Twenty-four people died and seven others were injured after gunmen broke into an unregistered drug rehab center in central Mexico and opened fire.
During Wednesday’s attack, the assailants shot everyone inside the center, in the city of Irapuato, in the state of Guanajuato. Three of the seven wounded were reported in serious condition.
State police said that no one was kidnapped. The photos purporting to show the scene suggest that those in the center were lying down when they were sprayed with bullets.
Guanajuato is the scene of a bloody territorial battle between the Jalisco cartel and a local gang, and the state has become the most violent in Mexico.
No motive was given in the attack, but Governor Diego Sinhué Rodríguez Vallejo said the drug gangs appeared to have been involved.
“I deeply regret and condemn the events in Irapuato this afternoon,” wrote the governor. “The violence generated by organized crime not only takes the lives of young people, but also takes peace away from families in Guanajuato.”
Mexican drug gangs have often attacked such facilities in the past, aiming to kill suspected street-level traffickers of rival gangs. The Irapuato massacre was one of the deadliest attacks on a rehabilitation center since 19 people died in 2010 in the city of Chihuahua in northern Mexico. Since then there have been more than a dozen attacks on such facilities.
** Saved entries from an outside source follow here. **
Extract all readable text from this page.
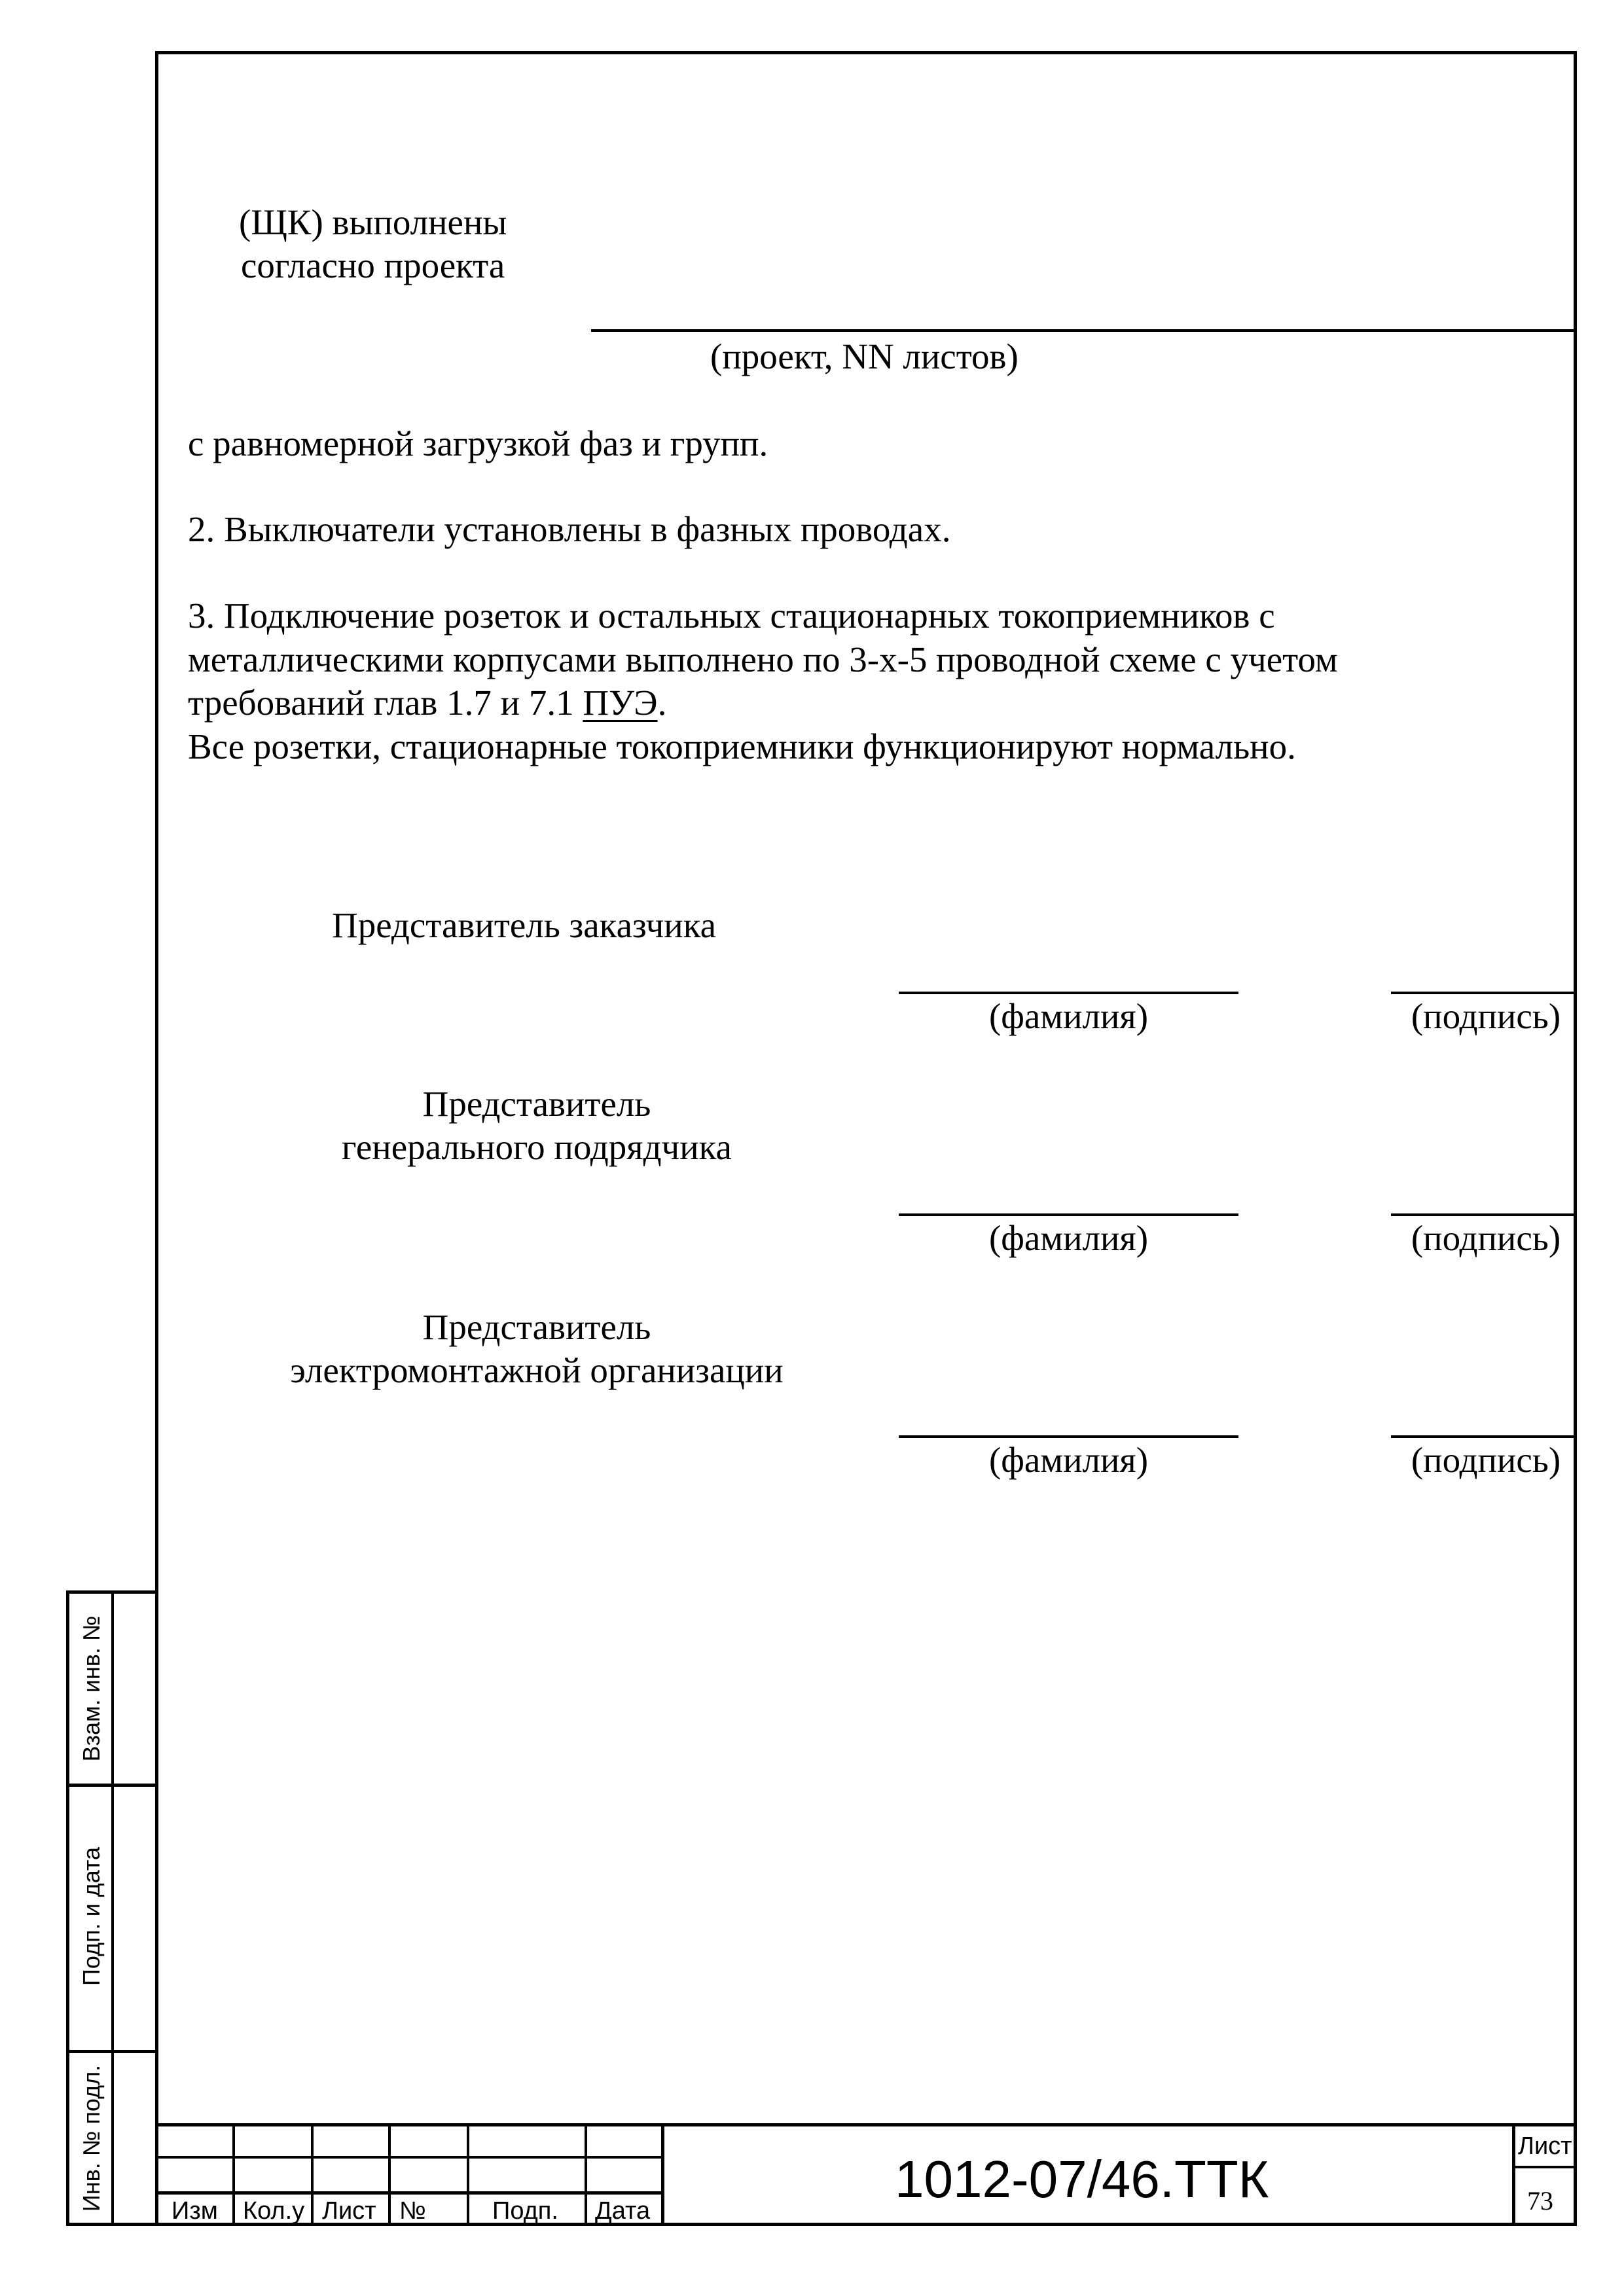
(ЩК) выполнены
согласно проекта
(проект, NN листов)
с равномерной загрузкой фаз и групп.
2. Выключатели установлены в фазных проводах.
3. Подключение розеток и остальных стационарных токоприемников с
металлическими корпусами выполнено по 3-х-5 проводной схеме с учетом
требований глав 1.7 и 7.1 ПУЭ.
Все розетки, стационарные токоприемники функционируют нормально.
Представитель заказчика
(фамилия)	(подпись)
Представитель
генерального подрядчика
(фамилия)	(подпись)
Представитель
электромонтажной организации
(фамилия)	(подпись)
Взам. инв. №
Подп. и дата
Инв. № подл.	Изм Кол.у Лист №	Подп. Дата
1012-07/46.ТТК
Лист
73
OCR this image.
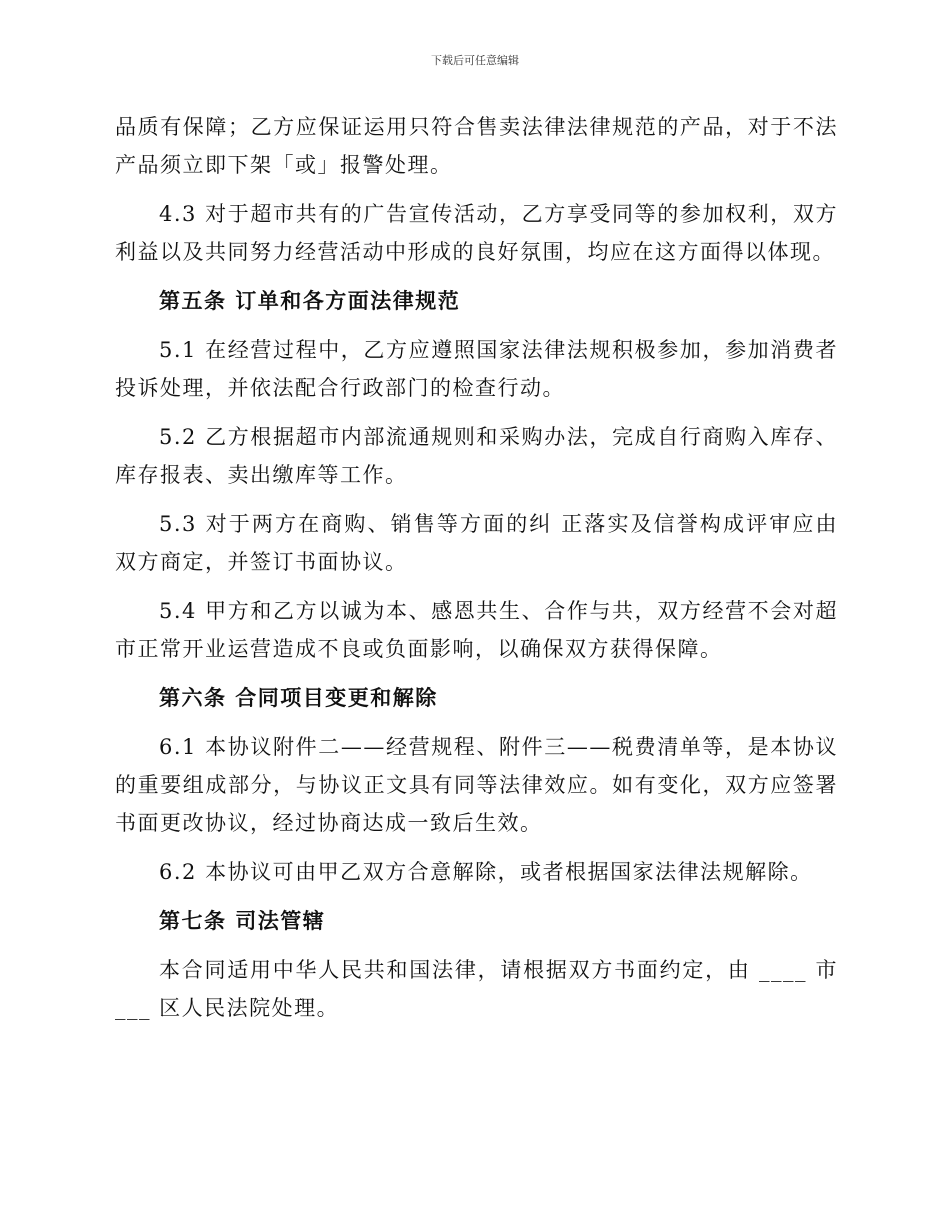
下载后可任意编辑

品质有保障；乙方应保证运用只符合售卖法律法律规范的产品，对于不法产品须立即下架「或」报警处理。

4.3 对于超市共有的广告宣传活动，乙方享受同等的参加权利，双方利益以及共同努力经营活动中形成的良好氛围，均应在这方面得以体现。

第五条 订单和各方面法律规范

5.1 在经营过程中，乙方应遵照国家法律法规积极参加，参加消费者投诉处理，并依法配合行政部门的检查行动。

5.2 乙方根据超市内部流通规则和采购办法，完成自行商购入库存、库存报表、卖出缴库等工作。

5.3 对于两方在商购、销售等方面的纠 正落实及信誉构成评审应由双方商定，并签订书面协议。

5.4 甲方和乙方以诚为本、感恩共生、合作与共，双方经营不会对超市正常开业运营造成不良或负面影响，以确保双方获得保障。

第六条 合同项目变更和解除

6.1 本协议附件二——经营规程、附件三——税费清单等，是本协议的重要组成部分，与协议正文具有同等法律效应。如有变化，双方应签署书面更改协议，经过协商达成一致后生效。

6.2 本协议可由甲乙双方合意解除，或者根据国家法律法规解除。

第七条 司法管辖

本合同适用中华人民共和国法律，请根据双方书面约定，由 ____ 市 ___ 区人民法院处理。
Mexico has long struggled with rehab centers because most are private, underfunded, and often abuse abuses in recovery. The government spends relatively little money on rehabilitation, often making unregistered centers the only option available to poor families.
Additionally, addicts and traffickers facing attacks from rivals on the streets sometimes take refuge in rehab clinics, making the clinics the target of attacks. Other gangs have been accused of forcibly recruiting recovering addicts in the centers as traffickers and of killing them if they refused.